# [SOLVED] Command and Conquer: Zero Hour with BTHomeHub v1.5



## Mollsmolyneux (Jun 8, 2008)

I have recently recieved a BTHomeHub free with a internet speed upgrade, however since I have installed the software I have been unable to play Command and Conquer: Generals and Generals Zero Hour online. When I join games and they start I am unable to connect to any of the players. 

I have fowarded the ports, turn off both the router firewall and my windows firewall, and I have created a DMZ on my router which didn't work either.

Can anyone help me with this problem? Thanks in advance.


----------



## koala (Mar 27, 2005)

*Re: Command and Conquer: Zero Hour with BTHomeHub v1.5*

Hi, welcome to TSF

Have you contacted BT yet? They usually say there is a 'settling in' period of about 3 weeks where you might experience problems. I don't know how true this is.

There have been reports recently of problems with the new BTHomeHub. I was thinking about switching my ISP from Sky to BT, but this has put me off.

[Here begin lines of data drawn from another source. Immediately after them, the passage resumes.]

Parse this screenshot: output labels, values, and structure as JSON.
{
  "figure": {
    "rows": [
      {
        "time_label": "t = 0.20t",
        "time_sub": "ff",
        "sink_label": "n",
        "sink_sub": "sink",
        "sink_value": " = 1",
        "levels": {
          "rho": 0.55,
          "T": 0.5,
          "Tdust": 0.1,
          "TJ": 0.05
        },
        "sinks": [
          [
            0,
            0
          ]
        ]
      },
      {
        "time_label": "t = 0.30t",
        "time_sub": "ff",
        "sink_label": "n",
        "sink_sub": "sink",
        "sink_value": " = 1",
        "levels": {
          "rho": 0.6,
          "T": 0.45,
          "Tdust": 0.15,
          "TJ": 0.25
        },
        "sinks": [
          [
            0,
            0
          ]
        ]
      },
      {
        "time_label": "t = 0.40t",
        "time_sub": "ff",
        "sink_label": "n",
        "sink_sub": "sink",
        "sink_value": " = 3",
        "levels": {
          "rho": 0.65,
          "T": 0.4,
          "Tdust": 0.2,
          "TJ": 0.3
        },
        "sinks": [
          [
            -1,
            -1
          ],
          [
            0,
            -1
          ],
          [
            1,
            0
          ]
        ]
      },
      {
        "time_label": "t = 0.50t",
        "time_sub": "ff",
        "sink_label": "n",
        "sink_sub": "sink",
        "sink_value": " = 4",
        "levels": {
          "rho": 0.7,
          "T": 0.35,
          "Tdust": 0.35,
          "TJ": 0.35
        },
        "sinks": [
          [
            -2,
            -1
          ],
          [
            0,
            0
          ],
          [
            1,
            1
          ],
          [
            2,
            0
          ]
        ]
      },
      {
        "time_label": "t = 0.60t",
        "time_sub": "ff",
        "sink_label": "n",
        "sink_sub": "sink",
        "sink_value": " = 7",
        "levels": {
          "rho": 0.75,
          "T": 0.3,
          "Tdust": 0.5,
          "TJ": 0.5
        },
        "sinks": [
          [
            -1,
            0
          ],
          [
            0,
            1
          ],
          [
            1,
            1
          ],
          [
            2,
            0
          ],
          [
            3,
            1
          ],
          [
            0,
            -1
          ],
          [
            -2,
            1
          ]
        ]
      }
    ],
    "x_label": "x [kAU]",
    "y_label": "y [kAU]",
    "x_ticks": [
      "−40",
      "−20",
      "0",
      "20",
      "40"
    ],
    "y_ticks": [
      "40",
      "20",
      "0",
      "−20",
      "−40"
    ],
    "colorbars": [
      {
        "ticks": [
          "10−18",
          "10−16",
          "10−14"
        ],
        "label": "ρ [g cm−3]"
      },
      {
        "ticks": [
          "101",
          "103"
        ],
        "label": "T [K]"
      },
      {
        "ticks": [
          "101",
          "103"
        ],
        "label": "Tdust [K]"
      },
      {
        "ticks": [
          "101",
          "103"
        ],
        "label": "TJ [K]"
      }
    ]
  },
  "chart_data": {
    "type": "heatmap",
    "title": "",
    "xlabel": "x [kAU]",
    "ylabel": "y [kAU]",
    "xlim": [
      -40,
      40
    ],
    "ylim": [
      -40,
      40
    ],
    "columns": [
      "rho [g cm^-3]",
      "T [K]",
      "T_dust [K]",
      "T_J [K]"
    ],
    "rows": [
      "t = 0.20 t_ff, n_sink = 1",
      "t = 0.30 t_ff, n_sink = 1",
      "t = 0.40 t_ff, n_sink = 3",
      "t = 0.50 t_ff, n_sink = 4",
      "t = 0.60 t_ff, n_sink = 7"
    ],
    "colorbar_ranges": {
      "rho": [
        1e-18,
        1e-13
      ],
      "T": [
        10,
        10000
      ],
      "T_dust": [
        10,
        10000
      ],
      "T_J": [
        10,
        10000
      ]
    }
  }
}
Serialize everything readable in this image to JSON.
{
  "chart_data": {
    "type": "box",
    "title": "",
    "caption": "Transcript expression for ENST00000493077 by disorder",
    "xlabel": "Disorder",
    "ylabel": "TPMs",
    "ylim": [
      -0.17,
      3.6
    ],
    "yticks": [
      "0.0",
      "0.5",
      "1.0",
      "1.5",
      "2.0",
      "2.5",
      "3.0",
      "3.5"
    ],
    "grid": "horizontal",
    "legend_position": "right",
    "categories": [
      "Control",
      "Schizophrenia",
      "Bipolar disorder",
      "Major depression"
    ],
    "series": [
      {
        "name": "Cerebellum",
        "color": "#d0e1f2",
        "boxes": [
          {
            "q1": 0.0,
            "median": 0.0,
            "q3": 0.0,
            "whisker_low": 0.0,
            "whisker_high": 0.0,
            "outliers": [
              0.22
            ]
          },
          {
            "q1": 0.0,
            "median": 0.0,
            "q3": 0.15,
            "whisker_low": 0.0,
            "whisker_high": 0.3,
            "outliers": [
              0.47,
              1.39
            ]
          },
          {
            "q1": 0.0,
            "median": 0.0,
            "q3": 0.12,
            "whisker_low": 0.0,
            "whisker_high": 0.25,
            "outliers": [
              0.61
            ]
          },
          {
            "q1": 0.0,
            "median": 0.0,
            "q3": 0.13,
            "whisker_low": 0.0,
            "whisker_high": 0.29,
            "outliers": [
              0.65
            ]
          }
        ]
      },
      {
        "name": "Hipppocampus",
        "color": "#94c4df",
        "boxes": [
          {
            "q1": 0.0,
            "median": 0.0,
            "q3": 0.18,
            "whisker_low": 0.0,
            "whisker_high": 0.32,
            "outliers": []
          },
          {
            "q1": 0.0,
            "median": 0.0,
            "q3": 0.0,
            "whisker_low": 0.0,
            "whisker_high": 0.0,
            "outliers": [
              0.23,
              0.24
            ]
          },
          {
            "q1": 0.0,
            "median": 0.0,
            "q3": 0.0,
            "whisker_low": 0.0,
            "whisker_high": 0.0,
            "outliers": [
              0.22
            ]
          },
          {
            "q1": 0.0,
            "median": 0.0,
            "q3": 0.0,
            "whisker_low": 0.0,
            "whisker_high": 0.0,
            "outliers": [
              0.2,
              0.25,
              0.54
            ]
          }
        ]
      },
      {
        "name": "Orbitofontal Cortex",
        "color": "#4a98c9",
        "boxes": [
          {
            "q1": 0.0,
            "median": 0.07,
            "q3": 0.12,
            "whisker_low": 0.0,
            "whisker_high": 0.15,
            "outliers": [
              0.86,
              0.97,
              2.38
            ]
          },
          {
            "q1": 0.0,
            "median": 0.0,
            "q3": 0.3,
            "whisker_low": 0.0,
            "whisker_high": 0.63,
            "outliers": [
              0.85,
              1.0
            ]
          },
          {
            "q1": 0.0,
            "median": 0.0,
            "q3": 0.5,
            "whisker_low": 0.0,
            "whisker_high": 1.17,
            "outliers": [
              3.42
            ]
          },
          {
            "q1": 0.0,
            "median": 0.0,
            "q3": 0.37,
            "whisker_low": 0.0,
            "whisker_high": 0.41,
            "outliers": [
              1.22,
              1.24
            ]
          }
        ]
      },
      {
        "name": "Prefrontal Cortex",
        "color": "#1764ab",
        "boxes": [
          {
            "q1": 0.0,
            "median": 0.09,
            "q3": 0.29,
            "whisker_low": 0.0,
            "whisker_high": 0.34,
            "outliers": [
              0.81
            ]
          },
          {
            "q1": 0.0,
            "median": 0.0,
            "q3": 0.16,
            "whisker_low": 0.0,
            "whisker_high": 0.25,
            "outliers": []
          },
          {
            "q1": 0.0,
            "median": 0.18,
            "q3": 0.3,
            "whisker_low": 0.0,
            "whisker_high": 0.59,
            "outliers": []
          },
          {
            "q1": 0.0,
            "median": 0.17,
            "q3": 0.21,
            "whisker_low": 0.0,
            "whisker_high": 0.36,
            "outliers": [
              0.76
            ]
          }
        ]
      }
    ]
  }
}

Have you tried the Factory Reset option in the HomeHub control panel?


----------



## Mollsmolyneux (Jun 8, 2008)

*Re: Command and Conquer: Zero Hour with BTHomeHub v1.5*

I sorted it, well my friend did :smile:. He suggested that I enable the Send Delay option in the Zero Hour options menu (not excepting it to work) and it did. Thanks for you help anyway :smile:.


----------